From In Context #29 (Spring, 2013) | View article as PDF

I vividly remember a visit to an art museum in the early 1980s in West Berlin, Germany. In one of the great halls a room had been built, with walls, ceiling, and well-designed entrance and exit. When I entered that room I found myself in darkness. Other people were also there. I could hear them, but I hardly saw them. Suddenly a person moving about was lit up, visible in all her colors. Moving a little further, she disappeared in the dark again. It impressed me that, when nobody occupied that magic space, we could not know it was there.

This observation has stayed with me ever since. It taught me to pay attention, in nature and in my home, to related phenomena. I often marveled at how the museum installation was done. Now, after years of studying phenomenological optics, I know how the design of such a room must look. In the summer of 2012, during a course at The Nature Institute dealing with light and color, I managed to arrange a successful demonstration akin to that in the museum in Berlin thirty years ago.

During the first morning of the weeklong course we worked in a carefully prepared classroom. Each of its three windows and three glass doors had been completely blacked out. At the beginning of the second day, I asked the course participants to come again into that dark room. They took a seat. The chairs were arranged so that everyone faced a table at one end of the room. On that table they glimpsed some black and dark-blue things. But we immediately closed the door and switched off the lights, enveloping us all in black darkness. Nothing could be seen. Nobody spoke. Suddenly a crystal glowed. Seemingly out of nowhere it hovered in the air and shone in dazzling brightness. It disappeared and then appeared again. Everyone saw it and was amazed. To some it seemed they could reach out and touch it. Others saw it a few yards away, and still others saw it so far away that it would have to have been in the yard outside the classroom.

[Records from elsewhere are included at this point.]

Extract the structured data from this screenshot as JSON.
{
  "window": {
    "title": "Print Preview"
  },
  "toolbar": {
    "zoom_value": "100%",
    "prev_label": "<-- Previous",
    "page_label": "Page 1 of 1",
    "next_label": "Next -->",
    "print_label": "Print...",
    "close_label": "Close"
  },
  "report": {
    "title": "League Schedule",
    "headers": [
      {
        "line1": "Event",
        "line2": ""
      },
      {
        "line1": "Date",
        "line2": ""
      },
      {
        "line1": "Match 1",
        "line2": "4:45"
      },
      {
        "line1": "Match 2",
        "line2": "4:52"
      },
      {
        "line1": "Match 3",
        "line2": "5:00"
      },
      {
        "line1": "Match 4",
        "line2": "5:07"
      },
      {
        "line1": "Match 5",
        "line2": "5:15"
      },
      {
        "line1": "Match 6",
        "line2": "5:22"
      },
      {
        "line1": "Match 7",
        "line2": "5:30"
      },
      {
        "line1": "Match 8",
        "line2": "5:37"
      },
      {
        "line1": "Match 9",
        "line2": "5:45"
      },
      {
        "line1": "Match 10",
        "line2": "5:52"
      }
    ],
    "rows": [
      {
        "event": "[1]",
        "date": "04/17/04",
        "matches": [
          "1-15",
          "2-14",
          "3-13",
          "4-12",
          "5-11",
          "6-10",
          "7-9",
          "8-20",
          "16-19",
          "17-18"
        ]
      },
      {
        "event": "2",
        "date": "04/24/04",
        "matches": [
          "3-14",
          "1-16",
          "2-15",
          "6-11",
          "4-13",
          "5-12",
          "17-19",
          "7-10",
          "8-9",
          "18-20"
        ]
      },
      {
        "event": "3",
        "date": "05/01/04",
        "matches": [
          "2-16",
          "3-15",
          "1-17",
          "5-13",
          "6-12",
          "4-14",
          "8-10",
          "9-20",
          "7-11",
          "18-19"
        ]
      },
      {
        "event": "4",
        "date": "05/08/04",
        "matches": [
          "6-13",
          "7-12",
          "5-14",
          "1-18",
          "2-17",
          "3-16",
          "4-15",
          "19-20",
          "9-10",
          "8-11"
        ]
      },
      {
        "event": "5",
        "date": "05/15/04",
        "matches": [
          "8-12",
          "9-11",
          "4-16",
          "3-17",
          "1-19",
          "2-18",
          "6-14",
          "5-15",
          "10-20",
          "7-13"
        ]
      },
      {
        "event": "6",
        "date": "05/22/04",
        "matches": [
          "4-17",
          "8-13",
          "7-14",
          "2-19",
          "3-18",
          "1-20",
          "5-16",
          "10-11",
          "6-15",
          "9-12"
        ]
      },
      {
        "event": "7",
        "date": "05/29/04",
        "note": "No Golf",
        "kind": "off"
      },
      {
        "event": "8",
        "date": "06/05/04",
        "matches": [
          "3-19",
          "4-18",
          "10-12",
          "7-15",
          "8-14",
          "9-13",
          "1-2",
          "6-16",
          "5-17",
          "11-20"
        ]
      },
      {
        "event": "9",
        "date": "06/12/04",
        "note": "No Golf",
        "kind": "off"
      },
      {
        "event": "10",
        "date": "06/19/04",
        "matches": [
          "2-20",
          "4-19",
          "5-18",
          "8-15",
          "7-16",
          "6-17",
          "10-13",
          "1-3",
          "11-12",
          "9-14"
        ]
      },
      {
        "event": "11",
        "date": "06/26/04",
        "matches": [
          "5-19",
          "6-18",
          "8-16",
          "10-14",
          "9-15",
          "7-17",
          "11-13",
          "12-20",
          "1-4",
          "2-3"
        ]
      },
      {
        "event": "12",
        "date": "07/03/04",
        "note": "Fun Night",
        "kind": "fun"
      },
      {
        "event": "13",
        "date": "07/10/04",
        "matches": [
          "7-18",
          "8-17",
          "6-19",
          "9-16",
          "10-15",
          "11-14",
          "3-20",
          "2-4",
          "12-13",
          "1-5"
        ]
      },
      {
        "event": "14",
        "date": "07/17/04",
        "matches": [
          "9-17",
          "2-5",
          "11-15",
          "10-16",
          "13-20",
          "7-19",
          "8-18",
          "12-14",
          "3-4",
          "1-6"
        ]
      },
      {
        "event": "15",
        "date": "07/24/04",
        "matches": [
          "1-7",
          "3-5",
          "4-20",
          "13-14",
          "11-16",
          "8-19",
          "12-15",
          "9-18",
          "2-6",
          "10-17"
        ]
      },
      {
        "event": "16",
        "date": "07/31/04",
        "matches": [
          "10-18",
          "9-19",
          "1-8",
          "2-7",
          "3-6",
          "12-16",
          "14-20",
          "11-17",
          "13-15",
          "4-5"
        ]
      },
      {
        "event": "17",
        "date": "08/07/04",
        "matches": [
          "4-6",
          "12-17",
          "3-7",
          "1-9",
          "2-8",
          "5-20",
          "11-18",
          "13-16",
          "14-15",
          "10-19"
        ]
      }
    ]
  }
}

All the materials I used for the demonstration are easy to find. However, I carefully chose a certain crystal. It was a relatively large Iceland spar with regular faces. It was colorless, translucent, but with enough irregularities to be altogether bright when illumined. The light penetrated it. In its clarity of form and its transparency such a crystal is the best object I can think of to make the light manifest in such a demonstration. Crystal and light have a kinship. When we saw it shining in the otherwise completely dark room it made a deep impression on all of us.

To prepare the demonstration I placed two cardboard tubes on a table that was covered with black poster boards. One tube was short and narrow, the other long and wide. In- side and outside, the small tube was covered with black fabric and its one end was tightly closed. Its other end was open and pointed to the opening of the second tube. That tube, covered by dark fabric, had its far end closed by layers of heavy black cloth. Between the two tubes was a space. I placed a flashlight deep inside the small tube and turned it on before everyone entered the room. Its light shone into the large tube.